Kames are hills of water-sorted sand and gravel that were deposited into holes or basins in glaciers. When the ice melts away, the sediment is left behind in the form of an irregularly shaped hill. Kames are relatively common throughout Ohio, but the most dramatic examples of kames can be found between the Killbuck and Grand River Sublobes around Summit and Portage Counties.
Eskers are sinuous ridges of sand and gravel that were deposited in drainage networks below the glacier. This landform features positive topographic relief because channels were developed within the glacier. As ice began to melt away, sediments were dropped behind in place, standing taller than surrounding areas on the landscape. Sediments in eskers can sometimes share similar properties with river deposits, including crossbedding and grading. A well-known example of an esker is the Circleville Esker. Sand and gravel from the Circleville Esker was mined in the late 1800s for construction material, which helped build the town of Circleville, Ohio. Eskers remain an important source of sand and gravel resources to this day.
Glacial Erratics
Geologists use three main categories to classify rocks at the most basic level: igneous rocks, metamorphic rocks, and sedimentary rocks. Igneous rocks are formed as molten material (lava/magma) cools and solidifies. How long it takes this material to cool, along with the chemical composition of the melt, will determine the properties of the rock. Sedimentary rocks are first deposited as loose sediment derived from older rocks before being cemented together and lithified or hardened. These rocks often contain layering (bedding) and fossils. Metamorphic rocks are formed by applying heat and/or pressure to sedimentary and igneous rocks. Ohio bedrock is composed entirely of sedimentary rocks at the surface. So why is it possible to find igneous and metamorphic boulders along the surface of Ohio?

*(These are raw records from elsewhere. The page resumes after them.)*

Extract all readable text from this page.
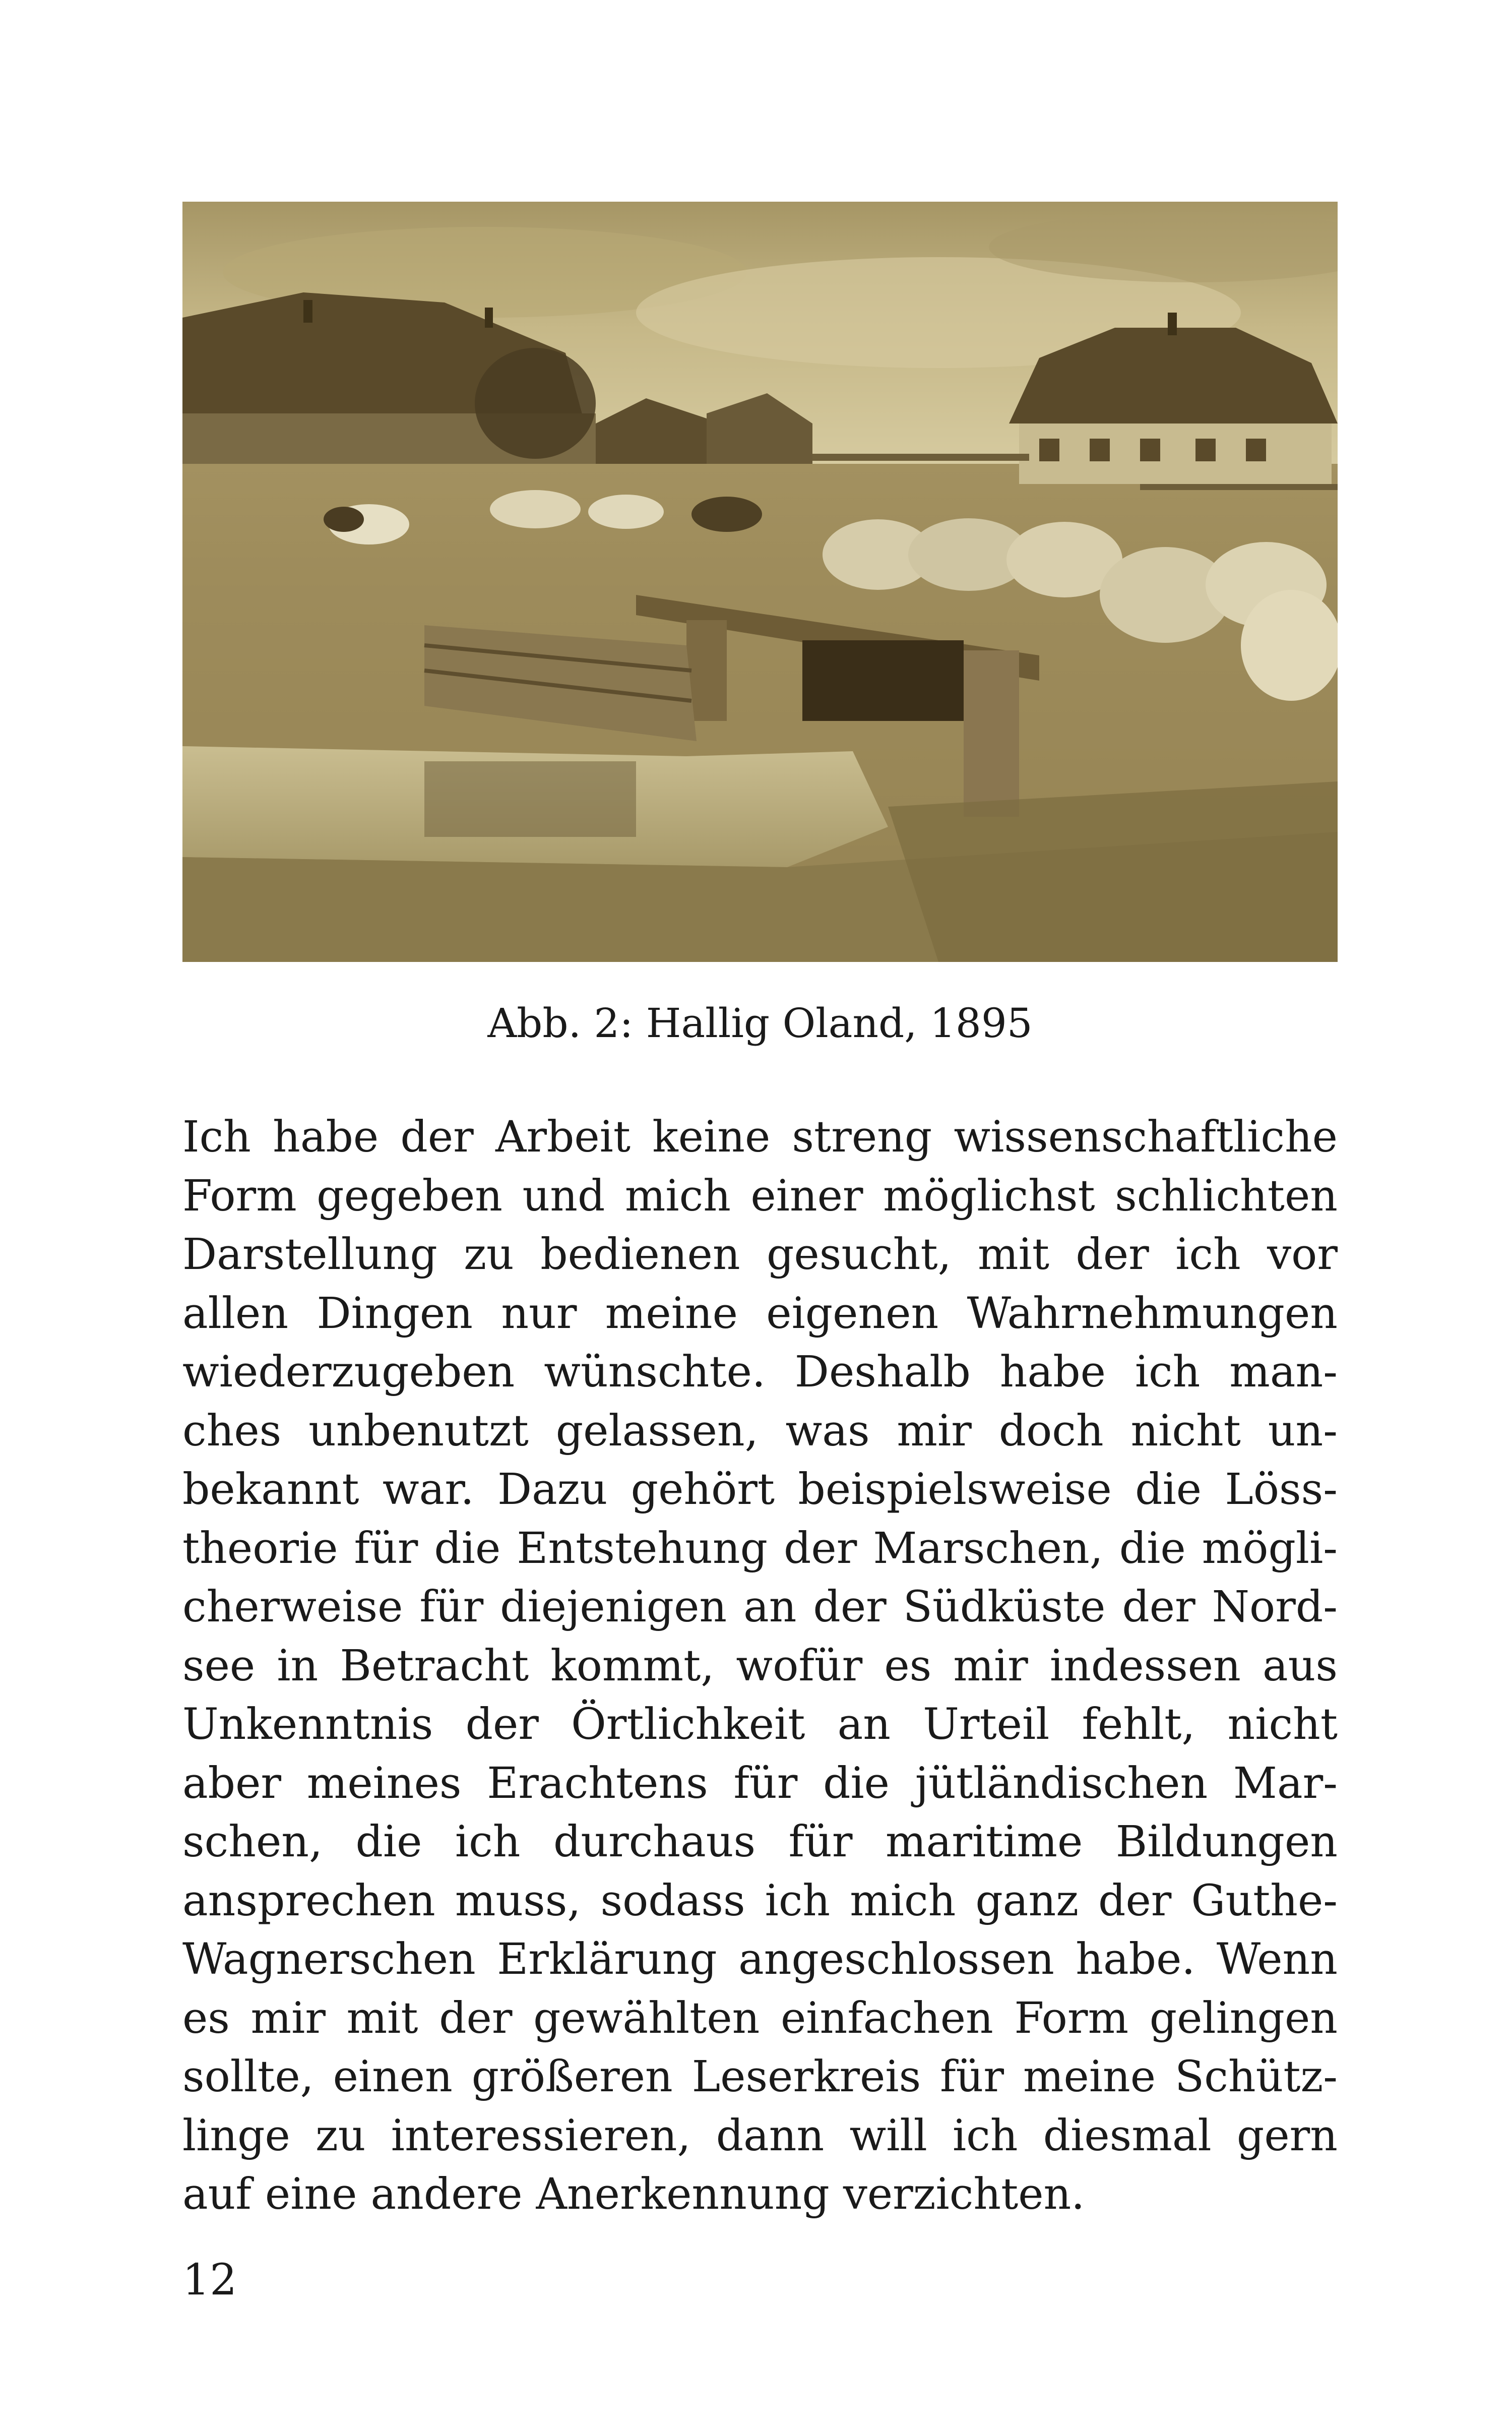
Abb. 2: Hallig Oland, 1895
Ich habe der Arbeit keine streng wissenschaftliche
Form gegeben und mich einer möglichst schlichten
Darstellung zu bedienen gesucht, mit der ich vor
allen Dingen nur meine eigenen Wahrnehmungen
wiederzugeben wünschte. Deshalb habe ich man-
ches unbenutzt gelassen, was mir doch nicht un-
bekannt war. Dazu gehört beispielsweise die Löss-
theorie für die Entstehung der Marschen, die mögli-
cherweise für diejenigen an der Südküste der Nord-
see in Betracht kommt, wofür es mir indessen aus
Unkenntnis der Örtlichkeit an Urteil fehlt, nicht
aber meines Erachtens für die jütländischen Mar-
schen, die ich durchaus für maritime Bildungen
ansprechen muss, sodass ich mich ganz der Guthe-
Wagnerschen Erklärung angeschlossen habe. Wenn
es mir mit der gewählten einfachen Form gelingen
sollte, einen größeren Leserkreis für meine Schütz-
linge zu interessieren, dann will ich diesmal gern
auf eine andere Anerkennung verzichten.
12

Glaciers are the reason we have igneous and metamorphic boulders in parts of Ohio. As glaciers advanced southward across Canada, they eroded igneous and metamorphic bedrock. These boulders were carried by the ice into Ohio. The boulders can be transported hundreds of miles by being trapped within glacial ice until conditions of the ice flow change, or the ice melts, and the boulder is deposited in a new location. These boulders, known as erratics, are surrounded by other glacial sediments, such as till and outwash, indicating they were deposited at the same time. Occasionally the erratic boulders are clustered together in a narrow band called a boulder belt.
Examples of glacial erratics
Glacial erratics can help geologists determine the path that a glacier travelled. Certain rocks that are rare or have characteristics that are localized to a specific location can be used to trace where the glacier came from. For example, the Gowganda Tillite or Gowganda Conglomerate is a formation from the Huronian Super Group, which outcrops in Ontario, Canada, along the northern shore of Lake Huron. Gowganda Tillites are relatively common glacial erratics across the glaciated portion of Ohio, and they indicate that Quaternary glaciers must have travelled across that source region in Ontario before advancing into Ohio. Matching other examples of distinctive glacial erratics can provide more information about the exact path glaciers took as they advanced into Ohio. Tracing glacier pathways can be important to find important resources, like gold, silver, and diamonds, which are found in the bedrock of Canada and have been spread across the region by glaciers.